Indian languages, comprising more than 100 languages, is the set of all languages that are spoken in the Indian subcontinent. It includes languages like Hindi and Bengali, which are some of the most widely spoken languages across the world. In total, Indian languages are widely spoken by more than a billion speakers. They include 8 out of the top 20 most spoken languages and have 30 languages with more than a million speakers.
Indian languages, though being widely spoken, still has a poorly developed NLP ecosystem. There is a growing population of users consuming Indian language content (print, digital, government and businesses). However, the current state of NLP severely restricts both research and development of tools for Indian languages.

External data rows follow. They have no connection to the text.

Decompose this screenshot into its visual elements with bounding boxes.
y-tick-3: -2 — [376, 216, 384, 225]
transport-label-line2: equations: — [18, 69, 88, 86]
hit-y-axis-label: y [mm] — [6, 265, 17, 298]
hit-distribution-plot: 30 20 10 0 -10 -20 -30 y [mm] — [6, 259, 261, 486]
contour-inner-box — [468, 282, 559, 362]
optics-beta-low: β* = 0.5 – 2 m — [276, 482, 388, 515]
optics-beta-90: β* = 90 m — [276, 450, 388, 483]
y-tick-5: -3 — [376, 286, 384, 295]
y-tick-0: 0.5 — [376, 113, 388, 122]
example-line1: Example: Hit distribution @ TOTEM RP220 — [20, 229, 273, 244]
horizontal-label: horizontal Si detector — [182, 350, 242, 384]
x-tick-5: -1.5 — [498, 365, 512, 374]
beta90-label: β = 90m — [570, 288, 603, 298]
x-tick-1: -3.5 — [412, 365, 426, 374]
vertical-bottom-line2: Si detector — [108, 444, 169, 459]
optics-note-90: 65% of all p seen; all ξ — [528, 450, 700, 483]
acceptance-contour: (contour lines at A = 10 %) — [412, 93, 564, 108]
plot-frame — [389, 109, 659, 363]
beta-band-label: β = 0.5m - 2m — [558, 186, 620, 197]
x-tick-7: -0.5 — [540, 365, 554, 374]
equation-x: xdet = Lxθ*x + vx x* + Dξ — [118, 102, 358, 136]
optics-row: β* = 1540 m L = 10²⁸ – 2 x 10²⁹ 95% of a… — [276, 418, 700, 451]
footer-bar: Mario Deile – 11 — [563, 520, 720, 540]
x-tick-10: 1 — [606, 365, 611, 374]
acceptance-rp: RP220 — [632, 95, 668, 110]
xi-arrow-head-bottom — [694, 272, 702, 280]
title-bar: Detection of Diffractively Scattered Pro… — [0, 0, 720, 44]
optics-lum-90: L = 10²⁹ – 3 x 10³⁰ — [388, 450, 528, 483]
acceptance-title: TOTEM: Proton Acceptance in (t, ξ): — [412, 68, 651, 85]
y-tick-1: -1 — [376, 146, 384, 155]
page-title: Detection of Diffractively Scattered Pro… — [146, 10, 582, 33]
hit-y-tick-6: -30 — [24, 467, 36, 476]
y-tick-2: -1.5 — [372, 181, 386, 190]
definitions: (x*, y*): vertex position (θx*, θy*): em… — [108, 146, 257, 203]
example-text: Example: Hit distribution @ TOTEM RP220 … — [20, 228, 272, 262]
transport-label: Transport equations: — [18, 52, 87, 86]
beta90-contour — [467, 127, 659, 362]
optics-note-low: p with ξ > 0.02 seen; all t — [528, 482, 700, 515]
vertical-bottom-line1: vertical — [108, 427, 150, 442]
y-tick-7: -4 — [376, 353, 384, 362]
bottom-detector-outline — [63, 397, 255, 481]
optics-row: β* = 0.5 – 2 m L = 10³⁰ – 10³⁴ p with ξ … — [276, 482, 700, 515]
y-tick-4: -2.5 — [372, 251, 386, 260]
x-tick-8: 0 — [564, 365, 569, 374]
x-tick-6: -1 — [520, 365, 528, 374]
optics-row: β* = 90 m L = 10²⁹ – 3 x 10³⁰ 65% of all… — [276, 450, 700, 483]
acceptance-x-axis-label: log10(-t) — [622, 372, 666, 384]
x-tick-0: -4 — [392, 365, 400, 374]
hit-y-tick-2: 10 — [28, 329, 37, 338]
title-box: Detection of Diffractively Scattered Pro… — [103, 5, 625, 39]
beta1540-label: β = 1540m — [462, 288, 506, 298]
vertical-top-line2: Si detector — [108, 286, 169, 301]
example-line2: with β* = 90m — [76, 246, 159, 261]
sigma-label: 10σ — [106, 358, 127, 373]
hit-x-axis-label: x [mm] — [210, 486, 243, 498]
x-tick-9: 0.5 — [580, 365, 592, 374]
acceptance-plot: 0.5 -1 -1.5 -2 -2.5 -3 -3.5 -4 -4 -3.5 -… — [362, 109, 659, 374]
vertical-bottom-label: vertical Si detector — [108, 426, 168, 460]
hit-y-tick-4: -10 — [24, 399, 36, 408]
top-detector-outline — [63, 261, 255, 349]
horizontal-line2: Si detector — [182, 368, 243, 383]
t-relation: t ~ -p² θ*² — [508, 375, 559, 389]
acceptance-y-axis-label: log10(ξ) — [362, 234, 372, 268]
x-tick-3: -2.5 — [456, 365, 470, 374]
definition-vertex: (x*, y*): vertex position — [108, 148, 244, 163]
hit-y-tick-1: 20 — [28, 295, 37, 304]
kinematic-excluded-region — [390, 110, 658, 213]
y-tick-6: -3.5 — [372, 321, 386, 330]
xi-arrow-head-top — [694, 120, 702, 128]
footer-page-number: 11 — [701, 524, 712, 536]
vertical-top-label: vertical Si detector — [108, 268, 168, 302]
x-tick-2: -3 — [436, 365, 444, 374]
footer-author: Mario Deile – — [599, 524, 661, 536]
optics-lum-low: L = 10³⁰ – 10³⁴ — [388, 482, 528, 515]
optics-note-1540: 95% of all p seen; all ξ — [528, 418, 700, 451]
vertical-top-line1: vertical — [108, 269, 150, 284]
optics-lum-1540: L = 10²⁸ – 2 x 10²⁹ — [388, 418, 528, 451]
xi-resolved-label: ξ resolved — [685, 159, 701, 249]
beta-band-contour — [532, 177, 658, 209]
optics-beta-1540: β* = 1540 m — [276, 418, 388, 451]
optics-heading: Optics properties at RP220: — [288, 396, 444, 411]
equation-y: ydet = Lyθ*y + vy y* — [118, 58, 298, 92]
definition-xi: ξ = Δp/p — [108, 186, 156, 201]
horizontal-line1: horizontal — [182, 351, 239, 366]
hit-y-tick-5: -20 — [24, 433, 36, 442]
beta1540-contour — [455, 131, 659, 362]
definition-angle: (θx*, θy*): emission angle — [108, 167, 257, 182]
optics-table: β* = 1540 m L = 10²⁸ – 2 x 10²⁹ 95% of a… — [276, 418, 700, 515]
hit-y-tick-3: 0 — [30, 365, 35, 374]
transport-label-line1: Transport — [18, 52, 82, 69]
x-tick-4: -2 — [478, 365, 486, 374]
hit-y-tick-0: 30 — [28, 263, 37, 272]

Indian languages are also very diverse, spanning 4 major language families, the major ones being the Indo-Aryan and Dravidian families which are spoken by 96% of the population in India. They also have various different linguistic properties than English, for example, they follow subject-object-verb word ordering, are morphologically rich, and allow free word ordering. All the above things also make Indian languages an exciting and important area for NLP research which can help improve our understanding of human languages in general.
As we later argue, the progress on NLP for Indian languages has been constrained by the unavailability of large scale datasets and some essential NLP models. Our project was set out with the aim of developing these core resources for Indian languages which can simplify the development of a wide variety of end-user tasks as well provide a starting ground to the researchers who want to work on Indian languages.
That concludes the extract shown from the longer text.